Her face remained stone. But inside, fury bloomed.

"Say what you really mean," she said. "You don't like that I've chosen someone you can't control."

Lucien smirked.

"I don't like that you've chosen someone at all. Especially when our enemies are sharpening blades."

He stepped closer.

"You want to rule Velmora? Fine. But I built this empire. And I won't let you ruin it for a pretty face and some backroom orgasms."

She inhaled, slow and sharp.

"What do you want?"

"Fire him. Today. Publicly. Clean break. Or…"

"Or what?"

He slid a document toward her.

Her blood ran cold.

It was a motion from the Board of Elders.

A vote of inquiry designed to destabilize her leadership and trigger a suspension.

If she didn't comply, he'd make it pass.

Aurelia clenched her fists so tightly her nails bit through skin.

"Noted," she said coldly. "Now get out of my company."

Kael felt it coming.

By midday, Aurelia had gone completely silent.

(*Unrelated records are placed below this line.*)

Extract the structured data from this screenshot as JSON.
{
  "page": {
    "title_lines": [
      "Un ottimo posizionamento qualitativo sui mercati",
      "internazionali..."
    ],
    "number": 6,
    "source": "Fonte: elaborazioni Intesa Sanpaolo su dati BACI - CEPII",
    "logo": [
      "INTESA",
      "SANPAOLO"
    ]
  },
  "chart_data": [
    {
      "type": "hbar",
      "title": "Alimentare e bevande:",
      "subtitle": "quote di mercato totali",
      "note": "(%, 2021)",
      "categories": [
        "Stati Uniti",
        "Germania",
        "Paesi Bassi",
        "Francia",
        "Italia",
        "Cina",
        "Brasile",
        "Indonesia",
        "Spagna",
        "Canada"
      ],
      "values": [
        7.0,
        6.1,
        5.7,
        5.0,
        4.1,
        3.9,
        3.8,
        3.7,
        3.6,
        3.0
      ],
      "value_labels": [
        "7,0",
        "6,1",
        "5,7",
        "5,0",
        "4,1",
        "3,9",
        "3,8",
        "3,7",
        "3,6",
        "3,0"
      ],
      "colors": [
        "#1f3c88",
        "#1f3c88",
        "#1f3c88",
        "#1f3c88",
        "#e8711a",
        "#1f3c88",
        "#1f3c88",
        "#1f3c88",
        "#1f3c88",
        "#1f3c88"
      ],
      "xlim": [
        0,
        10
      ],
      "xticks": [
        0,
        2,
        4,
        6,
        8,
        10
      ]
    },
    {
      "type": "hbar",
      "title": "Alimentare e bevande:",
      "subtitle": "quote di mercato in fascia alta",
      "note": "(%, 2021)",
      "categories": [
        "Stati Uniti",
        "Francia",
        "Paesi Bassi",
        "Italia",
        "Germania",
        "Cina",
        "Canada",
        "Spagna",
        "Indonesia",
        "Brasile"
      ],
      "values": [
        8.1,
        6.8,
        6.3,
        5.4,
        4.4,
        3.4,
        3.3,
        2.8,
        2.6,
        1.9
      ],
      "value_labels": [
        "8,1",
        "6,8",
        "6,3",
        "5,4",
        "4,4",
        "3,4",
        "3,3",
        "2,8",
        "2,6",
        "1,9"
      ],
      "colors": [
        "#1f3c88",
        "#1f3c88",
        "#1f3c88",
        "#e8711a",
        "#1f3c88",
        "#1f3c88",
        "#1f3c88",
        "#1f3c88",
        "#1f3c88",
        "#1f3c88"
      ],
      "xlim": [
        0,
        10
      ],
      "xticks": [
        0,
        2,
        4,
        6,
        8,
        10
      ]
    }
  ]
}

By evening, security had asked him to wait outside the buildingstandard protocol, they claimed, for "executive reassignments."

He waited two hours.

Then she appeared.

Alone.

Drenched in that same power.

But when she looked at him, it wasn't ice he saw.

It was pain.

And regret.

"I need you to leave," she said quietly.

"No."

"This isn't a negotiation, Kael."

"Then fire me."

Silence.

"Do it, Aurelia. Look me in the eye and say I mean nothing to you."

She opened her mouth.

But the words didn't come.

Instead, her voice cracked.

"I'm trying to protect you."

"Then trust me."

She shook her head, stepping back.

"I can't afford to be weak."

"You're not. You never have been. But you'll lose everything if you push me away."

She turned before he could see the tears burning at the corners of her eyes.

And walked back into the elevator alone.

That night, Kael went home to his mother's failing breath.

The healer stood by the cot, holding another invoice.

"This was her last chance."

Kael sat beside Maris, held her hand, felt how cold it had become.

"She's losing the battle," the healer whispered.

"So am I," Kael said.

But even as despair curled in his gut, his mind burned with a single truth:

He wasn't done.

Not with Aurelia.

Not with Velmora.

And not with the men who thought they could control them.